JAKARTA - Komisi Pemilihan Umum menunggu putusan Mahkamah Konstitusi terkait uji materi Pasal 205 Ayat 4 Undang-Undang Nomor 10 Tahun 2008 tentang Pemilu Anggota Dewan Perwakilan Rakyat, Dewan Perwakilan Daerah, dan Dewan Perwakilan Rakyat Daerah.
Setelah putusan Mahkamah Konstitusi (MK) keluar, Komisi Pemilihan Umum (KPU) menentukan langkah untuk melaksanakan putusan MK terkait penghitungan tahap ketiga perolehan kursi di DPR.
Hal itu dikatakan Ketua KPU Abdul Hafiz Anshary seusai bertemu dengan Perhimpunan Advokat Indonesia Pengawal Konstitusi (PAIP Konstitusi), Kamis (6/8) di Jakarta. Pembacaan putusan MK akan dibacakan pada Jumat ini.
Gugatan terhadap Pasal 205 Ayat 4 UU No 10/2008 terkait pembagian kursi tahap II di DPR dan DPRD. Putusan itu mampu menyelesaikan kontroversi pembagian kursi DPR dan DPRD.
Gugatan itu diajukan Partai Gerakan Indonesia Raya (Gerindra), Partai Hati Nurani Rakyat (Hanura), Partai Keadilan Sejahtera (PKS), dan empat calon anggota legislatif dari Partai Persatuan Pembangunan (PPP). Hanura, Gerindra, dan caleg PPP meminta MK membatalkan Pasal 205 Ayat 4, 211 Ayat 3, dan Pasal 212 Ayat 3 UU No 10/2008.
PKS minta MK memberi tafsir terhadap 205 Ayat 4 sesuai semangat Pasal 22 E dan 28 D UUD 1945. Pemohon mendalilkan, pasal itu multitafsir sehingga menimbulkan ketidakpastian hukum. Pasal itu juga dinilai menyebabkan penghitungan ganda karena suara yang dikonversi menjadi kursi pada penghitungan perolehan kursi tahap pertama dihitung lagi.
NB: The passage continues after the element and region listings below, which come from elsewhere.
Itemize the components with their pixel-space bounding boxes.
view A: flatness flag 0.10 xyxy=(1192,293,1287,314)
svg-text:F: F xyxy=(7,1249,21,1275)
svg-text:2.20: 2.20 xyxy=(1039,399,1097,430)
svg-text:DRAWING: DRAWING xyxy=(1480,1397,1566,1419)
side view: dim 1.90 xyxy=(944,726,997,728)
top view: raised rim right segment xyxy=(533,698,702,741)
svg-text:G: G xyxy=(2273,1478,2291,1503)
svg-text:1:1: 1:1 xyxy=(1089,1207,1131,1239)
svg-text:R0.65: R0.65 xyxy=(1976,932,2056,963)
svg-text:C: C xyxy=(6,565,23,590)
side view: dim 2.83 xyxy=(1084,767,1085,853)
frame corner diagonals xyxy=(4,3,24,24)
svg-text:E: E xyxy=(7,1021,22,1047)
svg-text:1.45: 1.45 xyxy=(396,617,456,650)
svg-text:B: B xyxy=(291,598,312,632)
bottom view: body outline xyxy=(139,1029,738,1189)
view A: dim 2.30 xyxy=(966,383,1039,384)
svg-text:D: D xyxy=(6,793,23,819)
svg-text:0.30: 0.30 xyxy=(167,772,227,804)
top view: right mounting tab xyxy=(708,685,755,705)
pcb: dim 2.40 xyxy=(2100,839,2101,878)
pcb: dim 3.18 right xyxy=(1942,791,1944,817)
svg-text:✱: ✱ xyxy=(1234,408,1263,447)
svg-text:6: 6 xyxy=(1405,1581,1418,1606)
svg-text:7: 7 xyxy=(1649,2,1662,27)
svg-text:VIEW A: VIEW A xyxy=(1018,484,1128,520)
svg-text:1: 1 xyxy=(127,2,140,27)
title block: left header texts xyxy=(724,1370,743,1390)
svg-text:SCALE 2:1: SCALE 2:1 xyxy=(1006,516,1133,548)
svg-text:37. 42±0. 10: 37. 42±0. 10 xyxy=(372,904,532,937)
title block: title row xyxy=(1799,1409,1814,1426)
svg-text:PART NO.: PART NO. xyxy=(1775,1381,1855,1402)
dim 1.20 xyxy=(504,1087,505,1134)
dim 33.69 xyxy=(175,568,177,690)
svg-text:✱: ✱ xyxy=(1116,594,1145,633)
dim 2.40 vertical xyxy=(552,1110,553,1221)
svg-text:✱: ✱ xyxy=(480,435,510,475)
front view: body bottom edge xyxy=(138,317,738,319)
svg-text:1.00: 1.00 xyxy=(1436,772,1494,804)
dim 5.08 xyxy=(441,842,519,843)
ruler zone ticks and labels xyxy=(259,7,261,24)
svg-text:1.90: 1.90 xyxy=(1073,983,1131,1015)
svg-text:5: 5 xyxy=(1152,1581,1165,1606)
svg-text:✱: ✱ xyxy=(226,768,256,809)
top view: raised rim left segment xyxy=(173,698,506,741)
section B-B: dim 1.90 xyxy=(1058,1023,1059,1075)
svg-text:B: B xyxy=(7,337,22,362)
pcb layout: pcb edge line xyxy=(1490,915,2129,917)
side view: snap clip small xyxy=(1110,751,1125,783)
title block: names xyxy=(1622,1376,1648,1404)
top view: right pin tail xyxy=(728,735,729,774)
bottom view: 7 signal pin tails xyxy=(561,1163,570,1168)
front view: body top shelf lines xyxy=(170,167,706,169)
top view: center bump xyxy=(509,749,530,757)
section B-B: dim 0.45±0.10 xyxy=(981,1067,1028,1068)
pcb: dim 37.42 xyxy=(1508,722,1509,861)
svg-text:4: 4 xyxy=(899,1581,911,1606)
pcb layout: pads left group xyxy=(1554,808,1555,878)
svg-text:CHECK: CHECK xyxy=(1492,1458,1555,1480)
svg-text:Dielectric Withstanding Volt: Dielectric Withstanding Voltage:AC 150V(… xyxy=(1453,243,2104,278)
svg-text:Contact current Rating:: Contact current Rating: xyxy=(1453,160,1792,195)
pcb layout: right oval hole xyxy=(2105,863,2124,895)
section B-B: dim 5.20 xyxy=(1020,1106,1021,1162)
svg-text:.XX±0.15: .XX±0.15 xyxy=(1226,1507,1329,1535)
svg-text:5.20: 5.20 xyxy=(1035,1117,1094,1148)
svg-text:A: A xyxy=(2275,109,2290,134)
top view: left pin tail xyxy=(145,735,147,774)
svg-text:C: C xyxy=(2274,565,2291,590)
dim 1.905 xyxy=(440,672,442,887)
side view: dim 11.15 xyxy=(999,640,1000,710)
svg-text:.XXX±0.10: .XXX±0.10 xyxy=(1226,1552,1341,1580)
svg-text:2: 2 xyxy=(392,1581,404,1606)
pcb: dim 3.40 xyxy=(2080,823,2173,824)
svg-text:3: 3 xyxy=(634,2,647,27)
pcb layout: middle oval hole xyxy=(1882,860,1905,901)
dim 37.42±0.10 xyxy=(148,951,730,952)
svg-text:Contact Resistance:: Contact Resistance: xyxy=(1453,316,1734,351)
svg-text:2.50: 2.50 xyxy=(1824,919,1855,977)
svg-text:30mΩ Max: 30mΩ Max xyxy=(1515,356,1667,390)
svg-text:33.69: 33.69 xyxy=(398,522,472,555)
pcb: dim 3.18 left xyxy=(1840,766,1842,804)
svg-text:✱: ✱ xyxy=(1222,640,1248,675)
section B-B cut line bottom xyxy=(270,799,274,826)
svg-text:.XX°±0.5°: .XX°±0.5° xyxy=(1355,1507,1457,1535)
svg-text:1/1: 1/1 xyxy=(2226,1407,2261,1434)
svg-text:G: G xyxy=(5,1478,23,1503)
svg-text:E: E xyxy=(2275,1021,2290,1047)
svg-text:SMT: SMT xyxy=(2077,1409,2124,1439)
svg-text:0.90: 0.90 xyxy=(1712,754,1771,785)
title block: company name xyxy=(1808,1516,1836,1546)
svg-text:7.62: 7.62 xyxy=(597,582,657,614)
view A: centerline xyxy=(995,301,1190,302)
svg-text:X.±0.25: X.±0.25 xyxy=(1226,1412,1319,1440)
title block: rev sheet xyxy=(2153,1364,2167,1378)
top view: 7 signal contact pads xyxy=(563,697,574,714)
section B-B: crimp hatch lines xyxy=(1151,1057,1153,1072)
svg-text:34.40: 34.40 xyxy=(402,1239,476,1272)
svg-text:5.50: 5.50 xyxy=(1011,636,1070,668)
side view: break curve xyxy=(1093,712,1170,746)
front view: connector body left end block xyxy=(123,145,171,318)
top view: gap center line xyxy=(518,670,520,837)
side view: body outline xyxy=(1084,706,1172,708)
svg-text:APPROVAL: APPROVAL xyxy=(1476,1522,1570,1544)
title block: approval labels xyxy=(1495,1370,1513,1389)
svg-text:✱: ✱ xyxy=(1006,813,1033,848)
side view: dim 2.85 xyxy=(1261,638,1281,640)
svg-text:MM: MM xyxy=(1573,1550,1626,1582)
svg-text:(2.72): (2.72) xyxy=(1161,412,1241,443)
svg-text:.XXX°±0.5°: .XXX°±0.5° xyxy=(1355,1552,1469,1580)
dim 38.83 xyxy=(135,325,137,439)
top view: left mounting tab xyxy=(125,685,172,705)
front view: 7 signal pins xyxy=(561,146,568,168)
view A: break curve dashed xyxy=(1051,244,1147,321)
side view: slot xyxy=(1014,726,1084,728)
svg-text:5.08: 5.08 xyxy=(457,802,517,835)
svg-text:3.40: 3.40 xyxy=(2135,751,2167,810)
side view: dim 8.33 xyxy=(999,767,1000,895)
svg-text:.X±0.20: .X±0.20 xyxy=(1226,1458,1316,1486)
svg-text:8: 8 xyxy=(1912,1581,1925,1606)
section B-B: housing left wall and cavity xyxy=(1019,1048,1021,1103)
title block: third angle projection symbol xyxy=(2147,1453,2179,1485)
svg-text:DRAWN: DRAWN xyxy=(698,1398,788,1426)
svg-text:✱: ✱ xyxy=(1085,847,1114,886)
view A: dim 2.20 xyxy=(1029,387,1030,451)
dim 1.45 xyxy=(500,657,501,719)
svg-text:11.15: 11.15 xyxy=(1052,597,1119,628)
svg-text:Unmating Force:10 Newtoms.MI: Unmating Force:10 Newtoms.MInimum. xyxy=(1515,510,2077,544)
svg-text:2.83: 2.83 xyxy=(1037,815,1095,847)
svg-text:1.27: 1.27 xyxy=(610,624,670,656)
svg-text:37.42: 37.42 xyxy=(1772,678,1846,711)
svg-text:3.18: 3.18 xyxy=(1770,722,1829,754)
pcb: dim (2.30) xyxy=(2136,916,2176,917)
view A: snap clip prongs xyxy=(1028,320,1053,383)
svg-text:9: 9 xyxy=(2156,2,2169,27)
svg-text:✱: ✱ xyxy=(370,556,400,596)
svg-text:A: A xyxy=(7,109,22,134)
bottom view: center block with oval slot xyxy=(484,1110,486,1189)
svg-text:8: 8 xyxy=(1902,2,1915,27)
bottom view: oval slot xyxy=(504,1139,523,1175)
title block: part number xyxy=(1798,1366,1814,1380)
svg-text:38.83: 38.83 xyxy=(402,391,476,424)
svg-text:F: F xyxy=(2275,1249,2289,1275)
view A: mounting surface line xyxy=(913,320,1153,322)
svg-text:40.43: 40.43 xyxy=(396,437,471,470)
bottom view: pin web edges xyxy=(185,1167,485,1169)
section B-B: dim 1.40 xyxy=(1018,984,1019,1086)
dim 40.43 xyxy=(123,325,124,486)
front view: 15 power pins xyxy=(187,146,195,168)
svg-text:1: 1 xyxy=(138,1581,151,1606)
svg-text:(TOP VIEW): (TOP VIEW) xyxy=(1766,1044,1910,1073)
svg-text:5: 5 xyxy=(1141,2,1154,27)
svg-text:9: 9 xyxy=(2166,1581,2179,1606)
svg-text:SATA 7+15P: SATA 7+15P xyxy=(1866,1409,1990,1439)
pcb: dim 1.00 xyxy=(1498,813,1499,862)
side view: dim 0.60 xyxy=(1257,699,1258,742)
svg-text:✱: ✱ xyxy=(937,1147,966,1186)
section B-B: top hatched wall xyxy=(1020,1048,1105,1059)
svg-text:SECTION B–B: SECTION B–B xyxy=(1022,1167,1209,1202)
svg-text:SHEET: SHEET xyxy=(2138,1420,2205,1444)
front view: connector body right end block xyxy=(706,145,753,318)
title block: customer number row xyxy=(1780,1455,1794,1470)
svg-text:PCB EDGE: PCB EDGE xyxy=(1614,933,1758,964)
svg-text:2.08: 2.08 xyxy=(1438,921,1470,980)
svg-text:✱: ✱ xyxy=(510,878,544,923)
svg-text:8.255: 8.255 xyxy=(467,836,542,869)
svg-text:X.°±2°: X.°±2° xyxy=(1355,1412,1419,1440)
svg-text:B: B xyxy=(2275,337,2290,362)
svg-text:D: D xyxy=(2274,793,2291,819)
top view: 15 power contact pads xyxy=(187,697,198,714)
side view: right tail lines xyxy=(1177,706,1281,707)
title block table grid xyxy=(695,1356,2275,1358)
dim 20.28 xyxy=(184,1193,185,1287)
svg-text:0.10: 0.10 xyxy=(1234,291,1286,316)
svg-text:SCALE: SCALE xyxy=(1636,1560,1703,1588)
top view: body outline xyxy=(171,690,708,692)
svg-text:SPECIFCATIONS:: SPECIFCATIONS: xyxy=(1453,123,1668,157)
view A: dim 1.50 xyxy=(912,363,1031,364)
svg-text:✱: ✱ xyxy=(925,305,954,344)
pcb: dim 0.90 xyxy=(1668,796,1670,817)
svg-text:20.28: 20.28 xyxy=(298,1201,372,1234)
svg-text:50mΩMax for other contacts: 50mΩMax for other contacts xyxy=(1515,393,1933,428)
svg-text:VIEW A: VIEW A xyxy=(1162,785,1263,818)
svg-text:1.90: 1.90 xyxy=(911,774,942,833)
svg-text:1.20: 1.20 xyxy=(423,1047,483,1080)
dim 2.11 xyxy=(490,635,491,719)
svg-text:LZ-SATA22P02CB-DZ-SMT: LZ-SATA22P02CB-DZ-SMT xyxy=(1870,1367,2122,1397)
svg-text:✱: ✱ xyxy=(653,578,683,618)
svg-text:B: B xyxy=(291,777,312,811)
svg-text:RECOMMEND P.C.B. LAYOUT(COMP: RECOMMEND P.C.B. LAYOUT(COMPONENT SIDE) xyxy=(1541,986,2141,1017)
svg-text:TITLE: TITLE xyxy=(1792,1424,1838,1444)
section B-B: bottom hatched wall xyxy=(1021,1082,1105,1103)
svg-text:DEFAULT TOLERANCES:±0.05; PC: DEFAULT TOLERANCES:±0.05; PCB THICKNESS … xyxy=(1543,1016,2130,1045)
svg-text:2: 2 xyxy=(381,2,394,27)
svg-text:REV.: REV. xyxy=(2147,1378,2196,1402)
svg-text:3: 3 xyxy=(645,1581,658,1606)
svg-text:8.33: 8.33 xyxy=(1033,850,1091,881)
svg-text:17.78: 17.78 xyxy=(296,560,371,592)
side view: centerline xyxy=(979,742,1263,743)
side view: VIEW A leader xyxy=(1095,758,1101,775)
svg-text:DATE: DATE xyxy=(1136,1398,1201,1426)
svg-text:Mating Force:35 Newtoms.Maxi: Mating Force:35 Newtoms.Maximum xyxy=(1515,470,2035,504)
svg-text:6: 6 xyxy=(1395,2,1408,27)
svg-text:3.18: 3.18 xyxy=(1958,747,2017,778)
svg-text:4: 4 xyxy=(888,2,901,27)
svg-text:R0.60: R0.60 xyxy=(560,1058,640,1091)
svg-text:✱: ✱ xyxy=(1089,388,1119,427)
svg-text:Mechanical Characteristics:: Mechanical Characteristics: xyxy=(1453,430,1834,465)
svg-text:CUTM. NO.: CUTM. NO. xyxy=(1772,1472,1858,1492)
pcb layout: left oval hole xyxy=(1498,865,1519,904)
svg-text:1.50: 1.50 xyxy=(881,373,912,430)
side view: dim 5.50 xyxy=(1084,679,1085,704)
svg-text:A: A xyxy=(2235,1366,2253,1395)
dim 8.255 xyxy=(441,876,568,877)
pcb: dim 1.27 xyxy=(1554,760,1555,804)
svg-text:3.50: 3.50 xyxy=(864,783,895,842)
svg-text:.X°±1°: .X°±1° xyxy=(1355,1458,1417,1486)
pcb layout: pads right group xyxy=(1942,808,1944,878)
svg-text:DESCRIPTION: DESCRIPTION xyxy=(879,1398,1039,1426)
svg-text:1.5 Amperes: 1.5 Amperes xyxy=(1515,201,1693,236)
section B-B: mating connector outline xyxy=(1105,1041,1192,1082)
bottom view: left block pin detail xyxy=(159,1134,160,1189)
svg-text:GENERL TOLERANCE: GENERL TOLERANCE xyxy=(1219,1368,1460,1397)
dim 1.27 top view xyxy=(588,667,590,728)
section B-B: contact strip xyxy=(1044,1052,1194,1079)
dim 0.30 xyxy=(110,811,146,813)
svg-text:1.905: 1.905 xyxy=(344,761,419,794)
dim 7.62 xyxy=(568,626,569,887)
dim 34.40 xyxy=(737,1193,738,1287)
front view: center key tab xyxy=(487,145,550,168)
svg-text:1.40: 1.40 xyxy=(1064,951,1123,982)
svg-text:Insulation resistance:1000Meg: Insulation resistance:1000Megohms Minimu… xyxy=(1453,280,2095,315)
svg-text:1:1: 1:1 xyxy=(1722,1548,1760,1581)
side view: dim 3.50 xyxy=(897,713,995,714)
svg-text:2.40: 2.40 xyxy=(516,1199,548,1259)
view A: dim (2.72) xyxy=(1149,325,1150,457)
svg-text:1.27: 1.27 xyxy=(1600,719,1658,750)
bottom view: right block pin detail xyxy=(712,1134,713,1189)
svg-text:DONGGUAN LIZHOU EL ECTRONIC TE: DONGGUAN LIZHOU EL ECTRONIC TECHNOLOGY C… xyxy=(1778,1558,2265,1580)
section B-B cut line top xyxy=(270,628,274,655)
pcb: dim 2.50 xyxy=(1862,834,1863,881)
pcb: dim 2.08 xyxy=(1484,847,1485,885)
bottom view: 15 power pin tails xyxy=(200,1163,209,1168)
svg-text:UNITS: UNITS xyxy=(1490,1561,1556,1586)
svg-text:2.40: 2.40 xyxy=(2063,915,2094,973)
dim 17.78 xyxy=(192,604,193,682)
Kuasa hukum PKS, Refly Harun, optimistis MK mengabulkan permohonannya. Mengembalikan penafsiran atas Pasal 205 Ayat 4 UU No 10/2008 seperti semula adalah putusan yang paling tidak problematik.
Belum menghitung
Hafiz mengakui, saat ini KPU belum melakukan penghitungan tahap III kursi DPR karena akan melihat putusan MK terlebih dahulu. Selain itu, KPU juga menunggu hasil pemungutan dan penghitungan suara ulang pemilu legislatif di beberapa daerah.
”Materi gugatan memang Pasal 205 Ayat 4 UU No 10/2008 dan tidak menyinggung interpretasi putusan Mahkamah Agung (MA). Hanya, pemohon meminta MK menginterpretasi putusan MA. Nah, kita tunggu saja apa putusan MK,” kata Hafiz.
PAIP Konstitusi minta KPU menyelesaikan masalah hukum yang ditimbulkan MA dengan mengajukan upaya hukum, antara lain mengajukan peninjauan kembali. PAIP Konstitusi menegaskan, masalah hukum harus diselesaikan melalui prosedur hukum, bukan dengan cara politis yang sering kali terjebak dalam menyelesaikan masalah dengan masalah.
Sebelumnya, MA membatalkan sejumlah pasal dalam Peraturan KPU Nomor 15 Tahun 2009 yang mengatur penghitungan perolehan kursi partai politik peserta pemilu tahap II.
Juru Bicara PAIP Konstitusi Daniel Tonapa Masiku mengatakan, putusan MA seharusnya bisa menjadi penyelesaian masalah. Setelah dipelajari, ternyata putusan itu menimbulkan ketidakstabilan politik. ”Seharusnya apa yang diputuskan MA itu merupakan ranah MK. Apalagi dalam memutuskan empat perkara yang sama, MA mengambil keputusan yang berbeda,” kata dia.
Anggota PAIP Konstitusi, Petrus Selestinus, menambahkan, seharusnya tetap berpegangan pada putusan MA yang pertama, yaitu putusan MA untuk uji materi yang diajukan Hasto Kristyanto. Pada putusan itu, MA menolak permohonan uji materi. Dengan penolakan uji materi itu, artinya Peraturan KPU Nomor 15/2009 tetap berlaku.
Terhadap masukan PAIP Konstitusi, Hafiz menyambut baik. Ia mengatakan, dari hasil pertemuan KPU dan MA disimpulkan, semua keputusan KPU terkait dengan caleg terpilih tetap berlaku. Putusan MA juga tidak berlaku surut. ”Itu menjadi pegangan kami,” katanya.